National Congress of Argentina
- Citation: Law 26,743
- Territorial extent: Argentina
- Passed by: Chamber of Deputies
- Passed: 1 December 2011
- Passed by: Senate
- Passed: 9 May 2012
- Enacted: 24 May 2012
- Effective: 1 June 2012

Legislative history

Initiating chamber: Chamber of Deputies
- Introduced by: Diana Conti; Juliana Di Tullio; Silvana Giudici [es];
- Introduced: 8 November 2011

Summary
- Recognition of self-perceived gender identity in government documents and healthcare

Keywords
- Gender identity; identity document; universal health care;

= Gender Identity Law (Argentina) =

2012 transgender-related law in Argentina

The Gender Identity Law (Ley de identidad de género), Argentina's law number 26,743, allows transgender people to be treated according to their gender identity and have their personal documents registered with the corresponding name and gender. In addition, it orders that all medical treatments for transitioning be included in the Compulsory Medical Program, which guarantees coverage by practices throughout the health system, both public and private.

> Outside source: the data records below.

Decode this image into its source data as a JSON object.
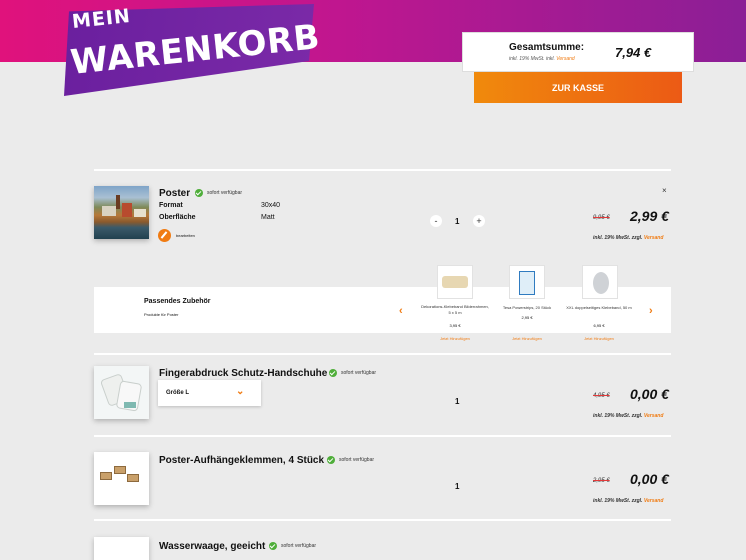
{
  "header": {
    "title_line1": "MEIN",
    "title_line2": "WARENKORB",
    "total_label": "Gesamtsumme:",
    "total_sub_prefix": "inkl. 19% MwSt. inkl.",
    "total_sub_link": "Versand",
    "total_value": "7,94 €",
    "checkout_label": "ZUR KASSE",
    "colors": {
      "accent": "#f07b12",
      "header_start": "#e0127c",
      "header_end": "#8b1f96",
      "badge": "#6a1f9e"
    }
  },
  "cart": {
    "items": [
      {
        "name": "Poster",
        "availability": "sofort verfügbar",
        "attributes": [
          {
            "label": "Format",
            "value": "30x40"
          },
          {
            "label": "Oberfläche",
            "value": "Matt"
          }
        ],
        "edit_label": "bearbeiten",
        "quantity": "1",
        "qty_minus": "-",
        "qty_plus": "+",
        "old_price": "9,95 €",
        "price": "2,99 €",
        "vat_prefix": "inkl. 19% MwSt. zzgl.",
        "vat_link": "Versand",
        "remove_icon": "×"
      },
      {
        "name": "Fingerabdruck Schutz-Handschuhe",
        "availability": "sofort verfügbar",
        "size_select": "Größe L",
        "quantity": "1",
        "old_price": "4,95 €",
        "price": "0,00 €",
        "vat_prefix": "inkl. 19% MwSt. zzgl.",
        "vat_link": "Versand"
      },
      {
        "name": "Poster-Aufhängeklemmen, 4 Stück",
        "availability": "sofort verfügbar",
        "quantity": "1",
        "old_price": "2,95 €",
        "price": "0,00 €",
        "vat_prefix": "inkl. 19% MwSt. zzgl.",
        "vat_link": "Versand"
      },
      {
        "name": "Wasserwaage, geeicht",
        "availability": "sofort verfügbar"
      }
    ]
  },
  "accessories": {
    "title": "Passendes Zubehör",
    "subtitle": "Produkte für Poster",
    "prev_icon": "‹",
    "next_icon": "›",
    "items": [
      {
        "name": "Dekorations-Klebeband Bilderrahmen, 5 x 5 m",
        "price": "3,95 €",
        "link": "Jetzt Hinzufügen"
      },
      {
        "name": "Tesa Powerstrips, 20 Stück",
        "price": "2,95 €",
        "link": "Jetzt Hinzufügen"
      },
      {
        "name": "XXL doppelseitiges Klebeband, 50 m",
        "price": "6,95 €",
        "link": "Jetzt Hinzufügen"
      }
    ]
  }
}
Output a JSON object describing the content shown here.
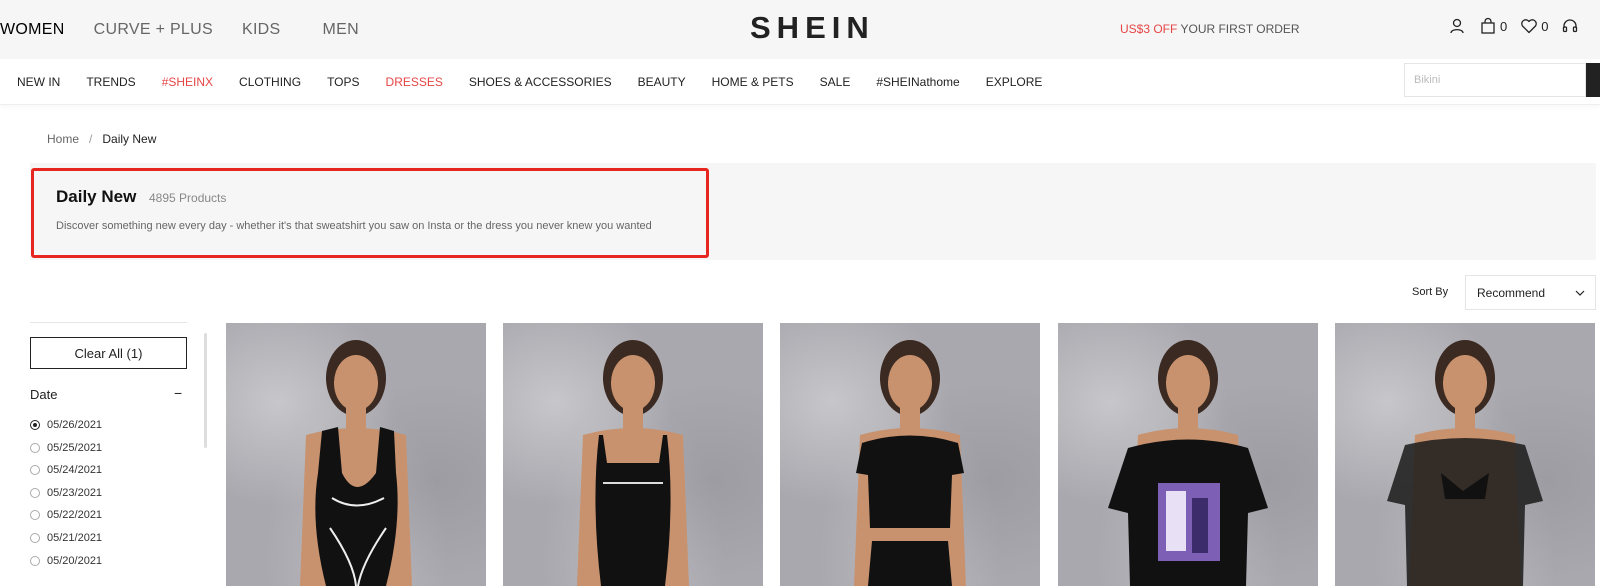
{
  "top": {
    "tabs": [
      "WOMEN",
      "CURVE + PLUS",
      "KIDS",
      "MEN"
    ],
    "logo": "SHEIN",
    "promo_highlight": "US$3 OFF",
    "promo_text": " YOUR FIRST ORDER",
    "bag_count": "0",
    "wishlist_count": "0"
  },
  "nav": {
    "items": [
      {
        "label": "NEW IN",
        "red": false
      },
      {
        "label": "TRENDS",
        "red": false
      },
      {
        "label": "#SHEINX",
        "red": true
      },
      {
        "label": "CLOTHING",
        "red": false
      },
      {
        "label": "TOPS",
        "red": false
      },
      {
        "label": "DRESSES",
        "red": true
      },
      {
        "label": "SHOES & ACCESSORIES",
        "red": false
      },
      {
        "label": "BEAUTY",
        "red": false
      },
      {
        "label": "HOME & PETS",
        "red": false
      },
      {
        "label": "SALE",
        "red": false
      },
      {
        "label": "#SHEINathome",
        "red": false
      },
      {
        "label": "EXPLORE",
        "red": false
      }
    ],
    "search_placeholder": "Bikini"
  },
  "breadcrumb": {
    "home": "Home",
    "sep": "/",
    "current": "Daily New"
  },
  "category": {
    "title": "Daily New",
    "count": "4895 Products",
    "description": "Discover something new every day - whether it's that sweatshirt you saw on Insta or the dress you never knew you wanted"
  },
  "sort": {
    "label": "Sort By",
    "value": "Recommend"
  },
  "filter": {
    "clear_label": "Clear All (1)",
    "date_title": "Date",
    "date_toggle": "−",
    "dates": [
      "05/26/2021",
      "05/25/2021",
      "05/24/2021",
      "05/23/2021",
      "05/22/2021",
      "05/21/2021",
      "05/20/2021"
    ],
    "selected_index": 0
  },
  "products": [
    {
      "name": "black-bodysuit-product"
    },
    {
      "name": "black-tank-dress-product"
    },
    {
      "name": "black-crop-top-product"
    },
    {
      "name": "graphic-tee-dress-product"
    },
    {
      "name": "mesh-top-product"
    }
  ],
  "colors": {
    "accent": "#e64545",
    "highlight_border": "#e6261f",
    "header_bg": "#f6f6f6"
  }
}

Approved by the Senate on 9 May 2012 and promulgated on 24 May, it has been lauded by the United Nations as a pioneering step for transgender rights in the region.

==History==
===Background===
The most remote antecedent regarding the question of gender identity in Argentina dates back to 1966, in which a doctor performed a sex reassignment operation on a trans woman patient. He received a suspended sentence of three years for the crime of very serious injuries under Article 91 of the country's Penal Code.

In 1989, Judge Mario Calatayud of Room F of the National Chamber of Civil Appeals of Buenos Aires, in dissent with the presiding majority, granted the first recognition of the gender identity of a trans woman who had requested a change to her registered name and sex. In 1997, a case emerged that captivated the mass media. It was that of a trans woman, Mariela Muñoz, who had raised a large number of children as her own, and had been denounced by one of the mothers for the appropriation of her minor children.

Beginning in 2007, a number of legislative proposals were promoted to guarantee travestis, transsexual, and transgender people rights to identity and comprehensive health care. Using a strategy almost identical to that with which approval of the same-sex marriage law was achieved, several amparo cases were brought before the Tribunals in Contentious Administrative and Tax Matters of the City of Buenos Aires with the purpose of ordering modifications to the registered name and sex of trans individuals. The first of these rulings pertained to the trans actress and vedette Florencia De La V, who received her reissued National Identity Document (DNI) from the hands of the Chief of the Cabinet of Ministers Aníbal Fernández and Interior Minister Florencio Randazzo in the House of Government. In 2012, shortly prior to the Gender Identity Law's passing, activist Alejandra Ironici became the first transgender person to legally change their gender through wholly administrative steps.

===Processing of the law===
On 8 November 2011, the author and the General Legislation and Justice Commissions of the National Congress discussed the bill presented by deputies Diana Conti, Juliana Di Tullio, and Silvana Giudici, and approved its dispatch for further processing.

On 1 December 2011 the Chamber of Deputies approved the draft law by 167 votes in favor, 17 against, and 7 abstentions. The Gender Identity Law was approved by the Senate on 9 May 2012, by 55 votes in favor and one abstention. It was promulgated by Decree No. 773/2012 of the National Executive Power on 24 May 2012 and carries number 26.743. The law was regulated by Decree 1007/2012. The National Registry of Persons became the specialized unit for advice and assistance on matters within the scope of the law.

On 26 May, the Office of the United Nations High Commissioner for Human Rights issued a statement of congratulation for the law, saying "Argentina has taken an important step to guarantee equality, respect, and dignity for trans people."

==Rights recognized==
The Gender Identity Law allows a person to modify their personal data in the National Registry and to change their registered name, image, and sex by submitting a letter. The DNI number is not modified. This process is free and does not require a lawyer.

The law also grants access to hormonal treatments and total or partial surgical interventions for the purpose of transitioning, without the need of a previous gender dysphoria diagnosis or a referral letter from mental health professionals. Hospitals must cover these treatments and procedures as part of the Compulsory Medical Plan, which comprises the essential basic benefits that insurance providers must guarantee to all beneficiaries.